M. Roland Courteau. Excellent !

Mme Évelyne Didier. C’est évident, tellement évident !

M. Didier Marie. À chaque fois qu’il fut question de d’avancées en faveur des droits humains, il y eut des résistances ; on pourrait citer d’autres exemples, comme la protection des ouvriers face aux accidents du travail.

À chaque fois qu’il fut question de transparence, comme il y a un siècle, avec l’imposition d’une comptabilité certifiée, il y eut résistance. Pour autant, la France n’a pas hésité à montrer la voie, à agir, alors que l’Europe et le monde tardaient à le faire.

Plus récemment, ce fut encore le cas lorsque Jacques Chirac décida d’imposer une taxe sur les transports aériens pour venir en aide à des organismes internationaux de lutte contre le sous-développement et les financer.

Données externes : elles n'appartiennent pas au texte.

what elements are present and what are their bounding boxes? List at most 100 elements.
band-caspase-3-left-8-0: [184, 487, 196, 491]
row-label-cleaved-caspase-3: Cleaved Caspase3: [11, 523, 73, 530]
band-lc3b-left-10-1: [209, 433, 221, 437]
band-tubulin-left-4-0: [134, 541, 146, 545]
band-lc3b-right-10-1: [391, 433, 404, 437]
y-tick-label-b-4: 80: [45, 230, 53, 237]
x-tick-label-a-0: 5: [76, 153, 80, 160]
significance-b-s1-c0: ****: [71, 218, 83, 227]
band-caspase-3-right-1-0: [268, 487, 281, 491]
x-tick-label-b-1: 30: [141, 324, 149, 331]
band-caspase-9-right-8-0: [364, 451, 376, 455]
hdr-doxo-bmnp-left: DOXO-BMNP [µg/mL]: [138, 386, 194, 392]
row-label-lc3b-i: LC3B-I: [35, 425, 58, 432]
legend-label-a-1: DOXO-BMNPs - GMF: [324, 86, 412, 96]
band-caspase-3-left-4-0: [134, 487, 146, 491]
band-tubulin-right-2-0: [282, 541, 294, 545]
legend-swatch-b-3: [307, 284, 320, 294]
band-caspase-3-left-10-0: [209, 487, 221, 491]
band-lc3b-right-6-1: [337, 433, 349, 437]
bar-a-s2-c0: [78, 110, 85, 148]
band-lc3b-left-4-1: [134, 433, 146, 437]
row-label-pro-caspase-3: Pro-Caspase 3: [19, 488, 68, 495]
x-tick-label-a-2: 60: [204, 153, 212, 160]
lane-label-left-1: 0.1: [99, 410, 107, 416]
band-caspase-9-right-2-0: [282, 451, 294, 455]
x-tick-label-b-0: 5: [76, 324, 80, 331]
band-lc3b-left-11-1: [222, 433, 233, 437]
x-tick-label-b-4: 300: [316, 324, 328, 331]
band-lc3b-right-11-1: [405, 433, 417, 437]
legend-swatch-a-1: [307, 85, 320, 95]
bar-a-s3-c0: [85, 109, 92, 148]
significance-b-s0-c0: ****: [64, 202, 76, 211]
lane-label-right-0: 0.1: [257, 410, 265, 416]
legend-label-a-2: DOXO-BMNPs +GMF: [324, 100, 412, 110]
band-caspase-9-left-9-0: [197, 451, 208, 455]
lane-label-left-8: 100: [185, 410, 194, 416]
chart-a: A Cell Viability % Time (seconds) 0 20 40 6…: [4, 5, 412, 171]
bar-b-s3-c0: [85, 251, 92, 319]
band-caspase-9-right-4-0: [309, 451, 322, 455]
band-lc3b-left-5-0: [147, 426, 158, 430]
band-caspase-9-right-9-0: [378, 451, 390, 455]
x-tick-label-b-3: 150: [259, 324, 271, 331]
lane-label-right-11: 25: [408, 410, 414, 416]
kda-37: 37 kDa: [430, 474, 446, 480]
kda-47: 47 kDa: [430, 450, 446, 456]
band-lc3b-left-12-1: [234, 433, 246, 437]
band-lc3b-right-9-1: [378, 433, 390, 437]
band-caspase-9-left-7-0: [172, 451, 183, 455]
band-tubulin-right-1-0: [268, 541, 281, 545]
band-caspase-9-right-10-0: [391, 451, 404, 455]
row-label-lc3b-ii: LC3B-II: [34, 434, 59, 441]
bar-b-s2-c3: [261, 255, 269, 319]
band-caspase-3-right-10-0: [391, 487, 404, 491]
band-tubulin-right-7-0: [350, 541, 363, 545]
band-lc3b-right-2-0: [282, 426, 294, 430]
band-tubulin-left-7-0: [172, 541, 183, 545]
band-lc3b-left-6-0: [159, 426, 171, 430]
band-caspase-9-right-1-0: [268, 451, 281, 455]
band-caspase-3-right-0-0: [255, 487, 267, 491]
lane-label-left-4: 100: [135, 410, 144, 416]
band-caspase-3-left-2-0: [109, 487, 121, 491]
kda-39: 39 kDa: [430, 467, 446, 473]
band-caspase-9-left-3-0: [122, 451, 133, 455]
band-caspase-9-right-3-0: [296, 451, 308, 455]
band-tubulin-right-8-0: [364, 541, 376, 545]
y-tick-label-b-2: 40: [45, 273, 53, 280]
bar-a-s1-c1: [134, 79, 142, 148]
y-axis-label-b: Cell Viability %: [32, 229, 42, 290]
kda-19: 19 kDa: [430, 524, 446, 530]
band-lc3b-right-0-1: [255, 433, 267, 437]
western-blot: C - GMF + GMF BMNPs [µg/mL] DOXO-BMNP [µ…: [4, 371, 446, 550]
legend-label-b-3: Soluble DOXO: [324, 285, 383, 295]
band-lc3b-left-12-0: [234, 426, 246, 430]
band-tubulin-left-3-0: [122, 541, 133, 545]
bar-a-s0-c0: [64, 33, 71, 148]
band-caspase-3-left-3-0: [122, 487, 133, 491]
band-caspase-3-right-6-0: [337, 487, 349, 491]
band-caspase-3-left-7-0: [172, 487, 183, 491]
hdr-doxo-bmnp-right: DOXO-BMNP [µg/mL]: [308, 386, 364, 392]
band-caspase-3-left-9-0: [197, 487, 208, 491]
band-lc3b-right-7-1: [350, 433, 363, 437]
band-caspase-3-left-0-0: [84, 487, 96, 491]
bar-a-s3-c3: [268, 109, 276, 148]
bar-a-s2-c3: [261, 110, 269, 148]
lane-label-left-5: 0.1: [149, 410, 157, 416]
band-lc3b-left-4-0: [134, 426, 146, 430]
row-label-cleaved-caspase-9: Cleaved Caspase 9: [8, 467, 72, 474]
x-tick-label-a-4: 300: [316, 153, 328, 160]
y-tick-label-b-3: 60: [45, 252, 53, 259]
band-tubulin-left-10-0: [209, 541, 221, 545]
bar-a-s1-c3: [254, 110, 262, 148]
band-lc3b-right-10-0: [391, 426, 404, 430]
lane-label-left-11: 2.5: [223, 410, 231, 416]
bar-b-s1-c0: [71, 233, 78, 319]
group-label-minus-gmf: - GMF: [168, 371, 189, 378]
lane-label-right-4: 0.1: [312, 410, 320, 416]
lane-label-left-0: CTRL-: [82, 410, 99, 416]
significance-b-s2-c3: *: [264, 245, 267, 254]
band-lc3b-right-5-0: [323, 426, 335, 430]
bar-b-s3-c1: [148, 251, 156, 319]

M. Roland Courteau. Très juste !

M. Didier Marie. Ce fut aussi le cas lorsque notre pays, avec la loi de 2001 relative aux nouvelles régulations économiques et la loi de 2010 portant engagement national pour l’environnement, ou Grenelle 2, imposa aux entreprises de communiquer sur les conséquences sociales et environnementales de leur activité, ouvrant ainsi la voie à l’adoption de la directive européenne sur le reporting extra-financier.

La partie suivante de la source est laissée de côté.